Rz. 19

Das EStG enthielt bis 1985 keine Definition des Begriffs des Pflegekinds. Die Finanzverwaltung verlangte in Abschn. 180 Abs. 2 EStR 2003 insbes. die volle Verantwortung für den Unterhalt bei den Pflegeeltern. Abweichend hiervon und von der älteren Rspr. lehnte sich der BFH an die Begriffsbestimmung des Pflegekinds in § 15 Abs. 1 Nr. 8 AO an, nach der entscheidend lediglich das Pflegeverhältnis mit häuslicher Gemeinschaft, d. h. nicht die Unterhaltsgewährung ist. Nach der ab 1986 geltenden Definition war jedoch vorausgesetzt, dass der Stpfl. das Kind zu einem nicht unwesentlichen Teil unterhält, was bei einem Unterhaltsbeitrag von 20 % angenommen wurde.[1] Als Reaktion auf die Entscheidung des BFH[2], wonach die Betreuungsaufwendungen einzeln nachzuweisen waren, wurde die Definition durch das StÄndG 2003 (Rz. 9a) dahin geändert, dass auf einen eigenen Unterhaltsbeitrag der Eltern verzichtet wird. Das Kind darf lediglich nicht zu Erwerbszwecken in den Haushalt aufgenommen sein.
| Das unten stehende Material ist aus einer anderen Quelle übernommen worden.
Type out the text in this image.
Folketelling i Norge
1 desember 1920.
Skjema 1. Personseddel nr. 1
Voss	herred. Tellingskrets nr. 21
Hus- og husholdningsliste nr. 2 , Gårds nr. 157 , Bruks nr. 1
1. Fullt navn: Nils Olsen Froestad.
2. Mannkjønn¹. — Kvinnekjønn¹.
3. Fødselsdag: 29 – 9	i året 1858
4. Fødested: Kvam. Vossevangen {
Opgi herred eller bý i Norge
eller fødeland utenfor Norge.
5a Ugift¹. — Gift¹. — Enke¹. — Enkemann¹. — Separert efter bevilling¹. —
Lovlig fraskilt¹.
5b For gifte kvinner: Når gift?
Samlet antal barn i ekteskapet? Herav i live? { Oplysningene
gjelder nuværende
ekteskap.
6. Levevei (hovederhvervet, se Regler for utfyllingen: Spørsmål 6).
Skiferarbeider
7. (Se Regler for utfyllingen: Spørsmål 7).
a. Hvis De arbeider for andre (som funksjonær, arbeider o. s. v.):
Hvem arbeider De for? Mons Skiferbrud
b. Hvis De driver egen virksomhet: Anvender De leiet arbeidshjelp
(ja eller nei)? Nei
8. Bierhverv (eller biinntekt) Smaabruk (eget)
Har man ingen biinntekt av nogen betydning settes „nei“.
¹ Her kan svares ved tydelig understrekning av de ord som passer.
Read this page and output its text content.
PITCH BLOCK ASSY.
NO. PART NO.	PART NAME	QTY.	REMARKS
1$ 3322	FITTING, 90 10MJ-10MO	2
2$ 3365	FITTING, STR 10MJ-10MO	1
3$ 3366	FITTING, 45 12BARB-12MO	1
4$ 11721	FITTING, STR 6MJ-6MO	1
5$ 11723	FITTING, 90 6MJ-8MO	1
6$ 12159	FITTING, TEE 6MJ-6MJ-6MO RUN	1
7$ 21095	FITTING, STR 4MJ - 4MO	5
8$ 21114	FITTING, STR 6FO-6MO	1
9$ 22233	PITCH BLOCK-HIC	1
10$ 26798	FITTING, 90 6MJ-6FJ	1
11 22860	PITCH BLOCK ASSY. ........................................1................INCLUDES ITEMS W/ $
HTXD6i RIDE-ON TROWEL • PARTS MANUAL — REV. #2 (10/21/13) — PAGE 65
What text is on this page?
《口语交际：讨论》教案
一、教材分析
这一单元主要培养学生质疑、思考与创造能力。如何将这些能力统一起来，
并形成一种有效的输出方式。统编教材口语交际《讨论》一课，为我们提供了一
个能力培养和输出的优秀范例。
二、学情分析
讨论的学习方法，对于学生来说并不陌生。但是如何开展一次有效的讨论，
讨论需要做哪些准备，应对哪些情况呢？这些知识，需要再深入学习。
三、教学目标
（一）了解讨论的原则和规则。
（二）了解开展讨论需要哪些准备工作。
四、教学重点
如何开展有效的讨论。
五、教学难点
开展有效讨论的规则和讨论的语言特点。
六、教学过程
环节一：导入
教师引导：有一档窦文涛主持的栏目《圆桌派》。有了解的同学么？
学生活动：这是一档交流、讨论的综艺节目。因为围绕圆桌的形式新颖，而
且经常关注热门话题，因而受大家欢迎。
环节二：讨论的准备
Die Neufassung war in allen Fällen anzuwenden, in denen die ESt noch nicht bestandskräftig festgesetzt worden war.[3] Die rückwirkende Änderung des Pflegekindbegriffs galt auch für nicht bestandskräftige Kindergeldfestsetzungen.[4]

 

Rz. 20

Die im Klammerzusatz des § 32 Abs. 1 Nr. 2 EStG enthaltene Definition enthält – abweichend von § 15 Abs. 1 Nr. 8 AO – folgende Merkmale:

  • familienähnliches Band,
  • auf Dauer berechnetes Band,
  • Aufnahme in den Haushalt,
  • Haushaltsaufnahme nicht zu Erwerbszwecken,
  • kein Obhuts- und Pflegeverhältnis zu den Eltern.
 

Rz. 21

Der Pflegekindbegriff bestimmt einen tatsächlichen Zustand. Entscheidend sind die Gesamtumstände des Einzelfalls.[5] Das Kind muss wie ein leibliches Kind finanziell und persönlich betreut werden. Deshalb können rechtliche Erklärungen und Bindungen diesen Zustand weder begründen noch beseitigen.[6] Nicht maßgebend ist daher, welche rechtlichen Möglichkeiten die leiblichen Eltern noch haben, über das Schicksal des Kindes, insbes. seinen Aufenthalt, zu bestimmen. Rechtssystematisch handelt es sich um einen offenen Typusbegriff. Das bedeutet, dass es nicht auf das Vorliegen bestimmter fest definierter Tatbestandsmerkmale ankommt, sondern eine Gesamtschau verschiedener in Betracht kommender Merkmale verlangt wird, wobei die besonders starke Ausprägung einzelner Elemente die geringere Ausprägung oder sogar das Fehlen anderer Elemente kompensieren kann. Die einzelnen Merkmale sind im konkreten Fall zu gewichten und gegeneinander abzuwägen. Das obliegt im Streitfall den FG als Tatsacheninstanz. Deren Beurteilung ist revisionsrechtlich nur begrenzt überprüfbar.[7] An dieser Eigenart des Pflegekindbegriffs hat sich auch nach der Definition durch die Merkmale in § 32 Abs. 1 Nr. 2 EStG nichts geändert, da sich die Begriffsmerkmale weiterhin wechselseitig beeinflussen und bedingen.[8]